Living Dolls

Author: Andrew McUtchen

The Living End are not a punk band. Chris, (guitar vox) wants to get that straight from the outset. 
“Everyone seems to think that that we are some kind of punk band, but we started off as a rockabilly band and punk was just another thing that we liked. Because there’s no rockabilly scene in Australia, I guess we always get to play at punk gigs and people automatically think that you are a punk or ska band. We are against being labelled this, only because once people start saying we’re a punk band, you get punk’s saying ‘Bullshit, they’re not punk’. We didn’t call ourselves that, others did. It might sound lie that way cause we’re influenced by that type of music, but first of all we love that 50’s rockabilly stuff. Y’know the Stray Cats, not the metal Fireballs approach, more the punk sort of angle.”

Whether or not the Living End perceive themselves as reflecting the genre they’re considered to be part of, it seems to me that the local punk profile still has a way to go before the NoFX T-shirts are traded for One Inch Punch merchandise. (Post Pushover edit; at least one thousand Frenzal Rhomb T-shirts would have something to say about that comment. Aus profile’s doing ok, just ask the kids.) 
“Yeah, your absolutely right, I think because of the way music’s evolved as far as things getting heavier and faster, for them (kids) Californian stuff’s the ultimate. Played at lightening speed, it’s really heavy, and its still got that anarchy thing. The Sex Pistols doesn’t appeal to them as much because they were more against different things like the 70’s glam bands. A lot of kids probably can’t relate to that now. They just wanna hear fast stuff to skateboard to.”

In terms of the Australian profile? 
“It’s definately getting bigger here, but in the states, it’s fucking huge. I thought it was dying down, but apparently it’s bigger than ever.”

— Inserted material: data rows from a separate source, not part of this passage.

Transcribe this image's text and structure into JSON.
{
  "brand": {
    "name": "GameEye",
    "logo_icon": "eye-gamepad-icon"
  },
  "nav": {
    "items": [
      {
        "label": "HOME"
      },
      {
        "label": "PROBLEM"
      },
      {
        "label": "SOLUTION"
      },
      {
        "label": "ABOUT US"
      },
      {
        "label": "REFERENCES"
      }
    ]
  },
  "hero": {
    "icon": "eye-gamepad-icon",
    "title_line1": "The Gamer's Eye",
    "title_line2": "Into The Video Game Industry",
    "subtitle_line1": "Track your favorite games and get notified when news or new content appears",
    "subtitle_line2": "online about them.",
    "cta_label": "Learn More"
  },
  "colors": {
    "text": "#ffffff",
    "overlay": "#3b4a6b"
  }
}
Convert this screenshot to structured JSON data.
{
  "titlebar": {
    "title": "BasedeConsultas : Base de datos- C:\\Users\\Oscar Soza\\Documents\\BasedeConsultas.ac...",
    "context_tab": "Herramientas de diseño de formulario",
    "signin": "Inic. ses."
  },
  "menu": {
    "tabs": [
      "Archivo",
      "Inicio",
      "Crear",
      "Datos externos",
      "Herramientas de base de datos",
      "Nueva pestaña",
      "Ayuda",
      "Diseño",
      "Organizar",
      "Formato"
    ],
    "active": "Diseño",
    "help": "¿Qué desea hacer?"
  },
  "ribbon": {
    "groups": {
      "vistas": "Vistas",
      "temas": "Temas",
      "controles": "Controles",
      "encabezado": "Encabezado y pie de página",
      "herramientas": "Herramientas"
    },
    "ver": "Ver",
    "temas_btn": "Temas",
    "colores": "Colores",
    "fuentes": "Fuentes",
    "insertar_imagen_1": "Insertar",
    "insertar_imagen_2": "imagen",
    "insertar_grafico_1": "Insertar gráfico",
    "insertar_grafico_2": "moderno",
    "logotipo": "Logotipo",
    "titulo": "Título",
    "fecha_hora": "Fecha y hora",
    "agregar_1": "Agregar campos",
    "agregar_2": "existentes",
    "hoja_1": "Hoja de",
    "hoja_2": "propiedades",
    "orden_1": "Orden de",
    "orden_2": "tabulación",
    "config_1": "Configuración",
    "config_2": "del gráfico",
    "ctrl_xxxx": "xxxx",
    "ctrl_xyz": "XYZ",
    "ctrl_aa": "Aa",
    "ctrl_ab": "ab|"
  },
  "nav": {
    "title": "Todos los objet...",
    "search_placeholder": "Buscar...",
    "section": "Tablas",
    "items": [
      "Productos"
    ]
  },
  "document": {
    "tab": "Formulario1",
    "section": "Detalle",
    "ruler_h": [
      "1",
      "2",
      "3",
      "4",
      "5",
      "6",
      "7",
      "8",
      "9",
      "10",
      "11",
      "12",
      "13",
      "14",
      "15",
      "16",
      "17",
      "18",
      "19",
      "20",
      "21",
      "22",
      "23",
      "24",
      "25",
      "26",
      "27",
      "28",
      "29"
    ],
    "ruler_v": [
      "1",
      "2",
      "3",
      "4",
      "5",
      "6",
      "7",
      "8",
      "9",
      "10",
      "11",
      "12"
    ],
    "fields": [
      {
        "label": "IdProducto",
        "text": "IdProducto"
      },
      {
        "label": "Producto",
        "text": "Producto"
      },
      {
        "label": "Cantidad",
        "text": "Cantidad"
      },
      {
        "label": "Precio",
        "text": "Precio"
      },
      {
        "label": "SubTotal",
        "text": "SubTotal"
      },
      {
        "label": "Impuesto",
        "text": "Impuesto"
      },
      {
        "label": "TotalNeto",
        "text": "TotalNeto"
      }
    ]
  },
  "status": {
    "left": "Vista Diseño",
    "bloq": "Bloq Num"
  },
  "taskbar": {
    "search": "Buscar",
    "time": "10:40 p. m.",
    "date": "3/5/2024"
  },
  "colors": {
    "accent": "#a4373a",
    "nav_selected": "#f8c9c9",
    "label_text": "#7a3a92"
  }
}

Speaking of the mystifying neo-punk aesthetic, I wonder whether The Living End would have anything to do with increasingly corporate sponsorship of supposedly bonafide ‘punk’ outfits whose ethic initially revolved around the spurning of everything corporate. This is particularly made manifest in clothing sponsorships. 
“It’s funny you say that, cause recently at a gig, this guy from a new skateboarding clothes label turned up and asked us to wear his shirts, that was pretty weird, but we said yeah, what the hell. I guess if we liked the clothing we’d do it. I mean, it’s hard to say whether all these bands getting sponsored have anything to do with punk. They don’t look punk, but then again it’s never been about the looks, it’s just about individuality, doing what you want, not going with the establishment. So whether that means knocking back clothing sponsorships? It’s such a prick of a question. Just the whole thing ‘is this punk, is that punk’ thing. It’s definitely a state of mind, even though most people these days think it’s chords strummed really fast. It’s funny how its evolved into this fast playing and tight harmonies thing, when initially it was all about being different. It’s weird. Half the time you don’t know what they’re singing about, but you say ‘hey that’s punk man’, but a lot of the time, the songs are about girlfriends and love.”